The Galaxy has been my mother ship.  The car before it was a Galaxy, and the car before that. Capacious, big enough to separate squabbling children, big enough to take our massive tent (the tent looked smaller in the showroom, I tell you), big enough to shift the children’s junk to university.


But nowadays, there is often nobody in the car besides Nigel and I, so we have decided to put the insurance money towards a second-hand Ford Focus.  Yet again, life has become more streamlined.

Saturday, 7 February 2015

Outgoing


 "If you wish to leave a message for Nigel, Clare, Pascoe, Perran or Carenza, please do so after the tone.”
I was never quite sure about that outgoing message - thought I sounded rather Hyacinth Bucket posh. 
We bought our current phone system at the same time as we moved into our family house. There were four handsets so that we could always find one.  Except we always couldn’t, so in the end we pulled the old phone down from the loft. With the handset attached by a cable it couldn't migrate up to the children's rooms.
Over the years, one handset had been entirely disabled as the result of an inaccurate lob from one end of the sitting room to the other : "It's for you. CRASH."
On the other sets, sections of LCD screen had ceased to function making the numbers we dialled appear like the dingbats round in pub quiz.  One set has lately started wheezing like an asthmatic as it strains to recharge its worn-out batteries.
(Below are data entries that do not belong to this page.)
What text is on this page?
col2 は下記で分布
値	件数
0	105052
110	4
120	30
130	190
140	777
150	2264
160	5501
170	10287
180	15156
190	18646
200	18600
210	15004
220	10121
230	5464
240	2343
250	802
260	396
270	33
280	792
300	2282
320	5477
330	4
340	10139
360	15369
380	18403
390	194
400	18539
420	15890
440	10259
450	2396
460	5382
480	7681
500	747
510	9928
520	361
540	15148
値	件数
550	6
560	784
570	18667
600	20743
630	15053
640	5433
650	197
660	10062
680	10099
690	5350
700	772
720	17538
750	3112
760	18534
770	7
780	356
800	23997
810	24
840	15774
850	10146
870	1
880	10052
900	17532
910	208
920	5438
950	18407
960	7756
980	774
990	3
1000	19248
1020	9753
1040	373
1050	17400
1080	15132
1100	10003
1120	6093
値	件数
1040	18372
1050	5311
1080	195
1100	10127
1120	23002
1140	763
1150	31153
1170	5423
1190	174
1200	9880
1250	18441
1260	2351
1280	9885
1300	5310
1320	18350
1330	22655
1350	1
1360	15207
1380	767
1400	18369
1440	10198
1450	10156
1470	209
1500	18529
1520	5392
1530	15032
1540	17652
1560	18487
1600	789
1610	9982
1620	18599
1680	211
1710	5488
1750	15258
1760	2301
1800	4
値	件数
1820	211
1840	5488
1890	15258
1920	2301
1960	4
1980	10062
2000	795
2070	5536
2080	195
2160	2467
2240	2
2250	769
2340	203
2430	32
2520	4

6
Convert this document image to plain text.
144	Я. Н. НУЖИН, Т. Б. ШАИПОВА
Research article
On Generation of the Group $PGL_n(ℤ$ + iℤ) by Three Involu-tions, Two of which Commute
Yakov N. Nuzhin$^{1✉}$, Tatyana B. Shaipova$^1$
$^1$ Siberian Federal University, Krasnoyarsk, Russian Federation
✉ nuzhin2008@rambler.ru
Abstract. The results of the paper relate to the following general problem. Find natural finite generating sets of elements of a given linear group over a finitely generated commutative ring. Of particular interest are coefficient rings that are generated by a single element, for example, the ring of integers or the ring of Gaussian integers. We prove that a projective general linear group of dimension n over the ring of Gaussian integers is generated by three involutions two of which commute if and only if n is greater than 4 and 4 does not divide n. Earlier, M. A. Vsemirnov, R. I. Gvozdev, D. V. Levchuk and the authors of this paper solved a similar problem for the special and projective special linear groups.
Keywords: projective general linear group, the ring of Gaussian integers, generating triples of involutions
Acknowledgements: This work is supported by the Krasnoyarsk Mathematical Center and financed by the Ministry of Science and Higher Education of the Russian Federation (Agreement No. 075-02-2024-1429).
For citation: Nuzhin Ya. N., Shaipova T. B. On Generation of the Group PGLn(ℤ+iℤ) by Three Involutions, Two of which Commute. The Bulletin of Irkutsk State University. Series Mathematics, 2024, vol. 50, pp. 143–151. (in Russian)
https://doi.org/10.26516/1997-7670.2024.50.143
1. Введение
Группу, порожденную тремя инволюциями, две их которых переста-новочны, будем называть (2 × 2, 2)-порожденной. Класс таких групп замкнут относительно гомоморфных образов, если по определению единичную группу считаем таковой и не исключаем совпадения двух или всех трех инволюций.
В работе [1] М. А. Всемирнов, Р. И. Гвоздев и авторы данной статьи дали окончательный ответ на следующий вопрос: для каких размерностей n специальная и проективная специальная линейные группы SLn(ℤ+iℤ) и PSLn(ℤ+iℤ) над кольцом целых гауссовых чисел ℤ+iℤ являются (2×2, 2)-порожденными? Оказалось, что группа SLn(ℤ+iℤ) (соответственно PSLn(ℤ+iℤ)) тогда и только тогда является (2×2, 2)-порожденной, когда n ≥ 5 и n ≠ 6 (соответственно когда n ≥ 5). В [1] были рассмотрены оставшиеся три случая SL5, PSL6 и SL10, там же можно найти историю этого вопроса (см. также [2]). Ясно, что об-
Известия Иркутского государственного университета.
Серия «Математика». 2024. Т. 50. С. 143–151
Did we need to replace the landline phones at all? Well they do provide a last resort for friends who can’t reach me any other way.  So we agreed to replace the phones only to be faced with a new Empty Nest rite of passage. The outgoing message.  If a friend who is fed up of waiting on the doorstep rings now, what they will hear is merely, "If you wish to leave a message for Clare or Nigel, please do so after the tone.”